Nature of orogenesis and volcanism in the Caucasus region based on results of regional tomography

Abstract

Abstract. In the paper we discuss the problem of continental collision and related volcanism in the Caucasus and surrounding areas based on analysis of the upper mantle seismic structure in a recently derived model by Koulakov (2011). This model, which includes P- and S-velocity anomalies down to 1000 km depth, was obtained from tomographic inversion of worldwide travel time data from the catalogue of the International Seismological Center. It can be seen that the Caucasus region is squeezed between two continental plates, Arabian to the south and European to the north, which are displayed in the tomographic model as high-velocity bodies down to about 200–250 km depth. On the contrary, a very bright low-velocity anomaly beneath the collision area implies that the lithosphere in this zone is very thin, which is also supported by strong deformations indicating weak properties of the lithosphere. In the contact between stable continental and collision zones we observe a rather complex alternation of seismic anomalies having the shapes of sinking drops. We propose that the convergence process causes crustal thickening and transformation of the lower crust material into the dense eclogite. When achieving a critical mass, the dense eclogitic drops trigger detachment of the mantle lithosphere and its delamination. The observed high-velocity bodies in the upper mantle may indicate the parts of the descending mantle lithosphere which were detached from the edges of the continental lithosphere plates.

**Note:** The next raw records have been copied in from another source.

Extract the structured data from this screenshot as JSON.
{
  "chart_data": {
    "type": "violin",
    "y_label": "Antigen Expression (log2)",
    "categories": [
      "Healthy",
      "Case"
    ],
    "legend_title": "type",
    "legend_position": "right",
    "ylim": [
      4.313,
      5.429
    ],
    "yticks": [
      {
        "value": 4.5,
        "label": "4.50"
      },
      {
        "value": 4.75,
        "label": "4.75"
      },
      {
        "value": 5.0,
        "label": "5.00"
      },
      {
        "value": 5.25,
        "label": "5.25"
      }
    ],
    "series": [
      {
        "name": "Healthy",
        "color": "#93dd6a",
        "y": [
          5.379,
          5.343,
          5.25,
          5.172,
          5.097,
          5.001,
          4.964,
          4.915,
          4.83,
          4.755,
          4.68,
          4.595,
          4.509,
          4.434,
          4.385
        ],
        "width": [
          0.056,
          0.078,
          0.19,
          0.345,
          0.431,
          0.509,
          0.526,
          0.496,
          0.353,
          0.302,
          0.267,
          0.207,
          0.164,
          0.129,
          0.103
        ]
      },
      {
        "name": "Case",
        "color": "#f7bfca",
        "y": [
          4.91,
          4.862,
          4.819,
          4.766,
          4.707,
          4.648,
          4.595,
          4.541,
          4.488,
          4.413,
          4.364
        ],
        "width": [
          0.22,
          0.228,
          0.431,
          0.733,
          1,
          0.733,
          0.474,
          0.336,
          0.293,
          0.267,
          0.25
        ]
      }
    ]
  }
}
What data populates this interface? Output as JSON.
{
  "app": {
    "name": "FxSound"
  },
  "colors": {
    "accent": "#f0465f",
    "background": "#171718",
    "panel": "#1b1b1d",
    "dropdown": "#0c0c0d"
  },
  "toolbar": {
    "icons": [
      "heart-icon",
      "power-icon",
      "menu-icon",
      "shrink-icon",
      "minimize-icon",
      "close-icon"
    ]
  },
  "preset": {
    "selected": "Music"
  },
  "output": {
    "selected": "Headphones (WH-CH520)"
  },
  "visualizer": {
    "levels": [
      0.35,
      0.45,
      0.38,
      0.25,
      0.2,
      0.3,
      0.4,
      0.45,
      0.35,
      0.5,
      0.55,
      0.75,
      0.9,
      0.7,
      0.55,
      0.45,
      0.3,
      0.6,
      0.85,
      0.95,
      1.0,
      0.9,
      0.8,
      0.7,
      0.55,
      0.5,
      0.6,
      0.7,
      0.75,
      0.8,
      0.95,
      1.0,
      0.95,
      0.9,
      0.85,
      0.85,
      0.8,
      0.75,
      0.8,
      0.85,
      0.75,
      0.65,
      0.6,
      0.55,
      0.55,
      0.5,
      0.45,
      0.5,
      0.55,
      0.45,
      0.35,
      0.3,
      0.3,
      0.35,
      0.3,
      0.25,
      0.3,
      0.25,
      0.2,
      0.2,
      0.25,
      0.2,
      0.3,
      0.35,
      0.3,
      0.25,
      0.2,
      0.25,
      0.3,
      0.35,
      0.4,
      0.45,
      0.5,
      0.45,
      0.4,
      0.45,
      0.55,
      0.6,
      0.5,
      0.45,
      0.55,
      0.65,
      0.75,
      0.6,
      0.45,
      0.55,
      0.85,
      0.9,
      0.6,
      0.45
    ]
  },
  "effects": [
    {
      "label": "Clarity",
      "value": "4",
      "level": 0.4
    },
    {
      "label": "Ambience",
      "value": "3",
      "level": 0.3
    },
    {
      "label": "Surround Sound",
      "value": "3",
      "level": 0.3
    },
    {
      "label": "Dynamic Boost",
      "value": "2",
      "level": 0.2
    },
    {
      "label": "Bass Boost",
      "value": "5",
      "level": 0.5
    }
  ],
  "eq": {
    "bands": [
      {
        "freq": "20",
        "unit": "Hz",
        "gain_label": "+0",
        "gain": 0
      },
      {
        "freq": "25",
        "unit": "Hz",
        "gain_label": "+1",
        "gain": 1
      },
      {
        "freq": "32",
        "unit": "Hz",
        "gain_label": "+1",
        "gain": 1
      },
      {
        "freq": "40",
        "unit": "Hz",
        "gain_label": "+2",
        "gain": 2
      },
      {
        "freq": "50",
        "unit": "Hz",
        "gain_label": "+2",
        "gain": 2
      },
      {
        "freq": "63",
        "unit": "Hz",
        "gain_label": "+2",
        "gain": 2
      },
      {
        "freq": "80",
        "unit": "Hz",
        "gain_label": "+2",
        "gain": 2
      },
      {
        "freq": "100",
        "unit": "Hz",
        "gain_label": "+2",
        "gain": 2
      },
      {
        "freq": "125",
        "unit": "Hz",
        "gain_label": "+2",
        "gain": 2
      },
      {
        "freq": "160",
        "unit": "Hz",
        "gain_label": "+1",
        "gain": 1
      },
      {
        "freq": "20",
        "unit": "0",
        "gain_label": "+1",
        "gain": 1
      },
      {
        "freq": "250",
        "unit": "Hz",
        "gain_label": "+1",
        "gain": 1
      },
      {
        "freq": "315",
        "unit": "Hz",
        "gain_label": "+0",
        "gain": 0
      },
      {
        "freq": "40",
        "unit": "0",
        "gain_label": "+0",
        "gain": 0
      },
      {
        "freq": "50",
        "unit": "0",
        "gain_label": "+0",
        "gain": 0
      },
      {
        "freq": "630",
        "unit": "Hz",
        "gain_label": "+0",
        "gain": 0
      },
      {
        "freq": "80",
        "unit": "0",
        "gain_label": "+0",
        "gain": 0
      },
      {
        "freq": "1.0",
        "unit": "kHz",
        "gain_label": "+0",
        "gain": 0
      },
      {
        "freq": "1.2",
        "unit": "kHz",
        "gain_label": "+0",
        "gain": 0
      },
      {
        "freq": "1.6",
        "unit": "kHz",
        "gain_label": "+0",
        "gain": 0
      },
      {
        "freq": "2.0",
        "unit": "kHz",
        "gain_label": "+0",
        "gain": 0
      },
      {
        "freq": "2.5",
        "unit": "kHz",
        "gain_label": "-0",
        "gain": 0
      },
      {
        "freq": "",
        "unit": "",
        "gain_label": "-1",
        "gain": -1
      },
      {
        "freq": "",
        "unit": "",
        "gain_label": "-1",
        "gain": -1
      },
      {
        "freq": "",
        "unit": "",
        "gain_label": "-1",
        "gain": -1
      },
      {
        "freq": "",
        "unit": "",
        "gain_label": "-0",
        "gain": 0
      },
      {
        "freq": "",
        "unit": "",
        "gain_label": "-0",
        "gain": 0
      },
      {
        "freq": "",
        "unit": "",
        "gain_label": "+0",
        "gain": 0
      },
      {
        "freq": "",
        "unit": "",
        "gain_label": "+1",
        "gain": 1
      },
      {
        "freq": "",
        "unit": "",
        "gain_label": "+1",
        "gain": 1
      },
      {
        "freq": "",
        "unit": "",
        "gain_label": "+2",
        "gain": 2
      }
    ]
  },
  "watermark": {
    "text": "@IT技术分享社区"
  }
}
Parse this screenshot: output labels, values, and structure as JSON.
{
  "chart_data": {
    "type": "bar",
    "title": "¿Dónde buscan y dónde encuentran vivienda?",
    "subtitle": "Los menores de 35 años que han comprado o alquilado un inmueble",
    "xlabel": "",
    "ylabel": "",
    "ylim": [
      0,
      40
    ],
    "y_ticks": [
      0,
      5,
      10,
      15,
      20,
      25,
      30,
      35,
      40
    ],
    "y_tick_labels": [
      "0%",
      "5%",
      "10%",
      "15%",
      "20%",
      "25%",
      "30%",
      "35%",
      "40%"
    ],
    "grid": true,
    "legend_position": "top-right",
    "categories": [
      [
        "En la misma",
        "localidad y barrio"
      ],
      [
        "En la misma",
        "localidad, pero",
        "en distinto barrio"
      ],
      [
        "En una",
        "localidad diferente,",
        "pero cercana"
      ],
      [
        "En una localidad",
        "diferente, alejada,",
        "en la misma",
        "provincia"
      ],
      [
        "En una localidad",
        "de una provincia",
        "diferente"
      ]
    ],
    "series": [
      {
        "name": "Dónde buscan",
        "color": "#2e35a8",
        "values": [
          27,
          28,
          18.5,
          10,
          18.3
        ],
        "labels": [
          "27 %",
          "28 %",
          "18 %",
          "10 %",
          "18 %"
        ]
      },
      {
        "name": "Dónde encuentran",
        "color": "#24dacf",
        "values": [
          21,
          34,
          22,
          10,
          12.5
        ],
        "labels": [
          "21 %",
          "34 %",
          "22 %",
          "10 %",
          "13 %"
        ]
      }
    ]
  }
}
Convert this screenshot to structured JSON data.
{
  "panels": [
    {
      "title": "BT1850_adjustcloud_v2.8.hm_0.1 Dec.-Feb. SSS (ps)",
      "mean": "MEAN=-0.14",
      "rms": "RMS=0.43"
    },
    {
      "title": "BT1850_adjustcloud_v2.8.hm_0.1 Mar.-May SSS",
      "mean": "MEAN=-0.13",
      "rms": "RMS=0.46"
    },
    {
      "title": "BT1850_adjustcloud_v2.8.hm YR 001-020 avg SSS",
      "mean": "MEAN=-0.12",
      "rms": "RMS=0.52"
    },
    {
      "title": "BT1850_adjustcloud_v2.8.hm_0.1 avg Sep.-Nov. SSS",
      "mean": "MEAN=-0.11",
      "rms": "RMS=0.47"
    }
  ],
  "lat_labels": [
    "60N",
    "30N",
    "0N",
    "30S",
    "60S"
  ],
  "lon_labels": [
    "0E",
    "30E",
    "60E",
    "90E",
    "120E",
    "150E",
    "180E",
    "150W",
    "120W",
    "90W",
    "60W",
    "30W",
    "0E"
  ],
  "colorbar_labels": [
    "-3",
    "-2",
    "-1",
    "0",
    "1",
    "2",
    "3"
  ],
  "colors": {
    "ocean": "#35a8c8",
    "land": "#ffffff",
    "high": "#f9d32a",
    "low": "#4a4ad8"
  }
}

Very thin or even absent mantle part of the lithosphere leads to the presence of hot asthenosphere just below the crust. The crustal shortening and eclogitization of the lower crustal layer leads to the dominantly felsic composition of the crust which is favorable for the upward heat transport from the mantle. This, and also the factor of frictional heating, may cause to the origin of volcanic centers in the Caucasus and surrounding collisional areas.